Notre premier matin à Pékin, nous nous hâtons dans la salle du petit-déjeuner et découvrons un buffet bien garni, avec notamment plusieurs types de baozis (petits pains cuits à la vapeur, fourrés ou non), mais aussi des nouilles et du jianbing (sorte de crêpe chinoise salée) fraîchement préparés par un sympathique cuisinier. Je me mets directement dans le bain et décide de prendre des nouilles aux épinards dans un peu de bouillon (je ne suis toutefois pas encore prête à y ajouter des algues ou des petites crevettes comme les hôtes chinois). Après le petit-déjeuner, nous nous préparons pour sortir. Les 30 degrés et le soleil éclatant de la veille ont laissé place à un ciel gris, de la pluie et une température inférieure à 20 degrés. À peine sortie de l’hôtel, je me rends compte qu’il vaudrait mieux ajouter une couche supplémentaire. Je me dépêche d’entrer dans l’ascenseur pour aller chercher mon pull dans la chambre sauf que le robot de l’hôtel me suit. Il ne monte pas dans l’ascenseur avec moi, mais bloque les portes et me répète la même phrase en chinois, que je ne comprends pas, bien évidemment. Au bout de quelques minutes, je déclare forfait, sors de l’ascenseur et me prépare à monter les escaliers quand je vois le robot se précipiter à l’intérieur de l’ascenseur et refermer les portes… quel malotru 😅(je comprendrai par la suite qu’il voulait simplement que je recule dans l’ascenseur pour lui laisser de la place en plein centre). La météo n’étant toujours pas au beau fixe et la pluie ne cessant de tomber, mon cher et tendre et moi-même décidons de faire les magasins pour trouver une veste de pluie légère. Cette balade dans les grands centres commerciaux de Pékin s’avère toutefois intéressante. Nous nous perdons dans les immenses aires de restauration, tentons quelques snacks et flânons au milieu des rayons remplis d’encas en tous genres, entre pattes de poulet et nouilles instantanées ultra-pimentées. Après avoir enfin trouvé un parapluie et une veste imperméable chacun, nous décidons de repartir en balade et prenons le métro vers une autre destination.

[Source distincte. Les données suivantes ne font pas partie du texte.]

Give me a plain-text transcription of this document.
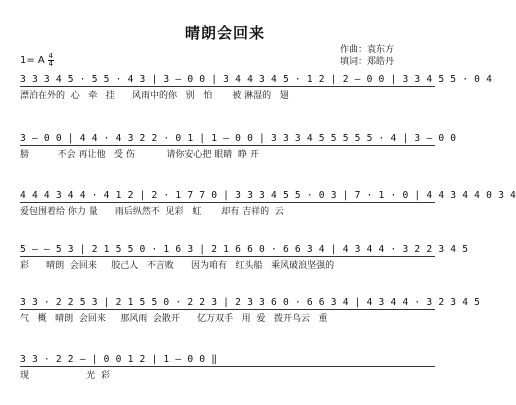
晴朗会回来
1= A 4
4
作曲： 袁东方
填词： 郑皓丹
3 3 3 4 5 · 5 5 · 4 3 | 3 – 0 0 | 3 4 4 3 4 5 · 1 2 | 2 – 0 0 | 3 3 4 5 5 · 0 4
漂泊在外的  心   牵   挂      风雨中的你   别   怕       被 淋湿的   翅
3 – 0 0 | 4 4 · 4 3 2 2 · 0 1 | 1 – 0 0 | 3 3 3 4 5 5 5 5 5 · 4 | 3 – 0 0
膀          不会 再让他   受 伤           请你安心把 眼睛  睁 开
4 4 4 3 4 4 · 4 1 2 | 2 · 1 7 7 0 | 3 3 3 4 5 5 · 0 3 | 7 · 1 · 0 | 4 4 3 4 4 0 3 4
爱包围着给 你力 量      雨后纵然不  见彩   虹       却有 吉祥的  云
5 – – 5 3 | 2 1 5 5 0 · 1 6 3 | 2 1 6 6 0 · 6 6 3 4 | 4 3 4 4 · 3 2 2 3 4 5
彩      晴朗  会回来     胶己人   不言败      因为咱有   红头船   乘风破浪坚强的
3 3 · 2 2 5 3 | 2 1 5 5 0 · 2 2 3 | 2 3 3 6 0 · 6 6 3 4 | 4 3 4 4 · 3 2 3 4 5
气   概   晴朗  会回来     那风雨  会散开      亿万双手   用  爱   拨开乌云   重
3 3 · 2 2 – | 0 0 1 2 | 1 – 0 0 ‖
现                    光  彩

Nous arrivons dans l’un des hutongs de Pékin. Il s’agit de quartiers aux rues étroites et aux petites maisons donnant sur des cours intérieures. La pluie tombe toujours, mais nous apprécions la balade dans ces vieux quartiers très calmes. Je m’étonne du nombre de toilettes publiques qu’on y trouve : j’ai l’impression d’en voir tous les 50 mètres (j'ai appris en écrivant ce billet que s'il y en a autant, c'est parce que les maisons des hutongs n'en possèdent pas). Pratique pour les petites vessies ! D’autant plus qu’elles sont propres et gratuites (pensez juste à avoir du papier toilette sur vous). Ayant un petit creux, nous entrons dans un 7-Eleven pour une nouvelle expérience gustative. Mon cher et tendre est aventureux et veut tenter une brochette de poulet nappée de… sauce au chocolat. Surprenant mais plutôt bon ! Confiants après les différents snacks de la journée, nous tentons de trouver un restaurant plus traditionnel pour notre repas du soir. Nous comprenons rapidement que l’aide de Google Translate est assez limitée pour traduire les menus chinois… Nous sommes attirés par un plat de «bœuf traditionnel», dont le nom chinois est Mao Xue Wang. Nous commandons également un plat de nouilles plus simple sur le côté. Et heureusement… Quand la serveuse dépose l’énorme bol de «bœuf traditionnel» sur la table, nous rions de gêne. Aucune trace de bœuf comme on le connaît, mais plusieurs abats et des morceaux de sang coagulé qui flottent dans un bouillon dont le rouge vif semble indiquer «danger». Je tente de manger ce que je pense être un champignon, mais la texture suspecte complétée par le piquant du piment me font vite abandonner l’idée d’ingurgiter une autre bouchée de ce plat. Nous nous rabattons sur les nouilles, laissant totalement de côté le «bœuf traditionnel» tant il est impossible pour nous d’en apprécier les arômes probablement subtils… L’estomac encore un peu noué, nous rentrons à l’hôtel pour nous préparer à dormir. La journée de demain risque d’être très chargée pour rattraper cette journée pluvieuse et grise…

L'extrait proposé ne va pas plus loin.